Through some incredibly handy family connections (probably the first time I've ever been able to say that), I manage to score myself a private tour of Westminster Abbey. I arranged to attend Evensong and then meet my contact, a sacrist at the Abbey, after the service. Things got off to a slightly rocky start when I turned up for church. Knowing that many travelers (cough *and Let's Go researchers* cough) like to check out famous churches during service times to avoid paying admission fees, the Abbey posts staff members to make sure that anyone who comes in for Evensong stays for Evensong. I run up, a little late, in my usual work outfit of flip flops and backpack (though I did at least put on a dress that day). The marshall at the entrance gives me a slightly skeptical look. "Are you here for evensong, young lady?" I explained I was, that I was a guest of one of the priests, and that there was supposed to be a seat reserved for me "in Quire." The skeptical look deepened, "Alright, go in and tell that to one of my colleagues down the way." This interaction was repeated three or four times, until finally I was told to stand aside from the trickle of visitors coming in for the service. I loitered, feeling super awkward while all the tourists thought "clearly she's one of us, come on, she has a BACKPACK." Finally, just when I had been handed off to yet another staff member who seemed about to banish me to the plastic chairs of the tourist quarter, my sacrist appeared. He greeted me enthusiastically, told my current handler to deposit me in one of the fancy pews of the choir, and scurried off to vestry. I confess I looked a little bit smug when my legitimacy was at last confirmed.

Evensong was lovely; if you're ever in London, you should absolutely attend—if only to hear the choir. After the service, everyone else filed out and I got to spend two hours poking around Westminster Abbey with a guide who knew every sculpture, tomb, and humorous historical anecdote. Here are a few highlights from my many pages of hastily scribbled notes:

- the incredibly grumpy face on William Wilberforce's statue was carved from life. How anyone can look that sour for hours is beyond me; maybe our mothers were right when they said our faces would get stuck that way.

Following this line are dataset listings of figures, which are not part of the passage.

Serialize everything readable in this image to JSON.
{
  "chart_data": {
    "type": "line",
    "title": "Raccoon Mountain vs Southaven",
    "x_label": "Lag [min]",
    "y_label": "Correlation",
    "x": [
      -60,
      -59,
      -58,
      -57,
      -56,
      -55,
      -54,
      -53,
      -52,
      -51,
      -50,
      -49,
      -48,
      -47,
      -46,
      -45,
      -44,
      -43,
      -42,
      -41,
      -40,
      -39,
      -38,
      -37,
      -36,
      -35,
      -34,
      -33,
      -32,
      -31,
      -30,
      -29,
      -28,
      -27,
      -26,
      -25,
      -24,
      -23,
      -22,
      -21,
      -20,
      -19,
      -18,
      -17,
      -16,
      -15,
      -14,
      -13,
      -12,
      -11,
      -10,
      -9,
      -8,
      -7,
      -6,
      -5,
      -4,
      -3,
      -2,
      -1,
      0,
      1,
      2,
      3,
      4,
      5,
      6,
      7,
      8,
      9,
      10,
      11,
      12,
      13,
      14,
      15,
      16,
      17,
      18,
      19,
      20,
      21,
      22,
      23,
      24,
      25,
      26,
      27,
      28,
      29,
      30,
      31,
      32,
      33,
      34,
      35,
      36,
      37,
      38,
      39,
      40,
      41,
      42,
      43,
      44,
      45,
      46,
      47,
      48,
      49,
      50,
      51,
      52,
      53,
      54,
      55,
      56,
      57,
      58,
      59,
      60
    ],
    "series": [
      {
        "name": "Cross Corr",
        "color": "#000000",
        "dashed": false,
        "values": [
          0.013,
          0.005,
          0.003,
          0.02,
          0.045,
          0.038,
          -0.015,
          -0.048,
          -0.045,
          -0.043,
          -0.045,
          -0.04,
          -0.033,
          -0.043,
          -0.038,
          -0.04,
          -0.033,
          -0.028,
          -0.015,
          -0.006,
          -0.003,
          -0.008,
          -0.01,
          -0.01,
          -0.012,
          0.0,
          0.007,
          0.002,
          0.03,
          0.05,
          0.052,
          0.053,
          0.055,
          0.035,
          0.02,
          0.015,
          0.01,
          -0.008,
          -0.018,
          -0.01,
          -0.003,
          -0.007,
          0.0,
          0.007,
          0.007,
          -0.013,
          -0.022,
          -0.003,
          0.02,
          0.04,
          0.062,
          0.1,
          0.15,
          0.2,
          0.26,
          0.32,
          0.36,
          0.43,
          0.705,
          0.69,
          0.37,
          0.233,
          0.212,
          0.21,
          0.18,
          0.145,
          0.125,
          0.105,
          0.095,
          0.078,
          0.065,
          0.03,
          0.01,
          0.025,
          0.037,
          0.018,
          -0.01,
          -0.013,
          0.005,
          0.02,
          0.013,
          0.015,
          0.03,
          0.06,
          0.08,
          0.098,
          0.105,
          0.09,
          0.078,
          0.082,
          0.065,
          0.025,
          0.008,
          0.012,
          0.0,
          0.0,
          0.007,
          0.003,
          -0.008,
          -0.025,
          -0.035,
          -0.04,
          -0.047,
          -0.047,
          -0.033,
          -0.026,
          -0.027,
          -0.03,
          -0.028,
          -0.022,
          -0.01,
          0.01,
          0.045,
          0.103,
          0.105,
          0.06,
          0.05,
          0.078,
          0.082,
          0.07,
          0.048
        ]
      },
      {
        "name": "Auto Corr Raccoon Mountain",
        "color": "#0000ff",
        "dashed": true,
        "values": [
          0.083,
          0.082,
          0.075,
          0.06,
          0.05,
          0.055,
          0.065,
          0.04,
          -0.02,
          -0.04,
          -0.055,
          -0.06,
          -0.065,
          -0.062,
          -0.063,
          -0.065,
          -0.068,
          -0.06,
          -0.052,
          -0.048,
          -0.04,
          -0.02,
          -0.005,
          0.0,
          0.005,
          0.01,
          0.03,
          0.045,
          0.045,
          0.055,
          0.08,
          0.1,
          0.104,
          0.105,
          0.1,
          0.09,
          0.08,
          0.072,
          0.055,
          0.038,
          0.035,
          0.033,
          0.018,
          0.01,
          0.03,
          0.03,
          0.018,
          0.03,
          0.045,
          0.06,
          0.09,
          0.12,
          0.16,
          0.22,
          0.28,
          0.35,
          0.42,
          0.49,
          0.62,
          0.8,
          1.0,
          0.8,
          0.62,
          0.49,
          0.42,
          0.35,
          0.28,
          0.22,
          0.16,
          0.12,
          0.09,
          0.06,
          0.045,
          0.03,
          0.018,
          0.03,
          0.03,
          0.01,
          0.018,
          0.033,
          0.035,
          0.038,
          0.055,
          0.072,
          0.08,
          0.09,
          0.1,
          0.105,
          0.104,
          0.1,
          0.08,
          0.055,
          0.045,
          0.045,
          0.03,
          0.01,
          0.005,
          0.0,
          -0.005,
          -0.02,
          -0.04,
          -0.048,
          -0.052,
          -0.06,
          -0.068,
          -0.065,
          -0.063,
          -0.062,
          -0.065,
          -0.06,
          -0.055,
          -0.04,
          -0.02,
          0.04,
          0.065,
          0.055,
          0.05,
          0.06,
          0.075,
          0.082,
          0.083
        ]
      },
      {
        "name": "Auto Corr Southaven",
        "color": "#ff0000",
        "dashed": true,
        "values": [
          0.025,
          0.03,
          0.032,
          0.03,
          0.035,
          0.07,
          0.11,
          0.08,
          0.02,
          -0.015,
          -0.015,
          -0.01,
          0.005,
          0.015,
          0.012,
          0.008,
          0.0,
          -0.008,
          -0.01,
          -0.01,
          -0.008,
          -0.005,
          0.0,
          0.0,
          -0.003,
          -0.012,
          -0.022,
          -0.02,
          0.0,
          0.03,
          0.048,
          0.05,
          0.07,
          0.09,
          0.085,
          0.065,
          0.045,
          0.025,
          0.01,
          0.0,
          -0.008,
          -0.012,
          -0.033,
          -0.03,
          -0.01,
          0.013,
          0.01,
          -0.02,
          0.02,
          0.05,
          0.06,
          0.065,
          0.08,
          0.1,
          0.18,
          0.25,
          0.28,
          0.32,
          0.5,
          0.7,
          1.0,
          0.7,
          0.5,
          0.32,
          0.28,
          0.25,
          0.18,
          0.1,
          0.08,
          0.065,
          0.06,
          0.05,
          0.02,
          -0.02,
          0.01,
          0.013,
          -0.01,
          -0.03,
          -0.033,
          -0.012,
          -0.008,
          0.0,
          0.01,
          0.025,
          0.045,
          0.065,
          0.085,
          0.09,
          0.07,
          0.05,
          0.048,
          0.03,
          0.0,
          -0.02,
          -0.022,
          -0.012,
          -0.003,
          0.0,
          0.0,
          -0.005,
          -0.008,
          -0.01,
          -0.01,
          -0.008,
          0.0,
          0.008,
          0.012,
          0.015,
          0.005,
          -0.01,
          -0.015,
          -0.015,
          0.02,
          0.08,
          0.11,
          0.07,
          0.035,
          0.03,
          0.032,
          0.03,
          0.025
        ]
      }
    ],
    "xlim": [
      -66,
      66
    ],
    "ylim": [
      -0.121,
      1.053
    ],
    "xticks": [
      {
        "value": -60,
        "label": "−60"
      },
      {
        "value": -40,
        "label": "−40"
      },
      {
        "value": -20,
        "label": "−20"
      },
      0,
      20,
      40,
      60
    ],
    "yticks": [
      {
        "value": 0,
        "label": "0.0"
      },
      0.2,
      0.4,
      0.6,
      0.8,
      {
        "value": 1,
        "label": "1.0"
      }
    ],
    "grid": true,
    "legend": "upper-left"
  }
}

- Geoffrey Chaucer is buried in the Abbey not because of his writing, but because he happened to be a clerk/handyman there. His burial spot is surrounded by other authors, who wanted to be interred near him.

- Elizabeth I and Mary I are actually buried together, under one tomb, in a spirit of ecumenical reconciliation.

- Charles Darwin's coffin had to be buried in the dead of night, because of the controversy surrounding his inclusion in the Abbey.

- Laurence Olivier is one of the most recent people to be buried in the Abbey. He's there because he wanted to be buried near Henry V, whom he played in what he considered to be his greatest role.

Obviously, there's a lot more to the Abbey than its dead people. It's one of the most stunning buildings I've ever seen. But since photography isn't allowed inside, you're just going to have to take my word for it—or better yet, go see it for yourself.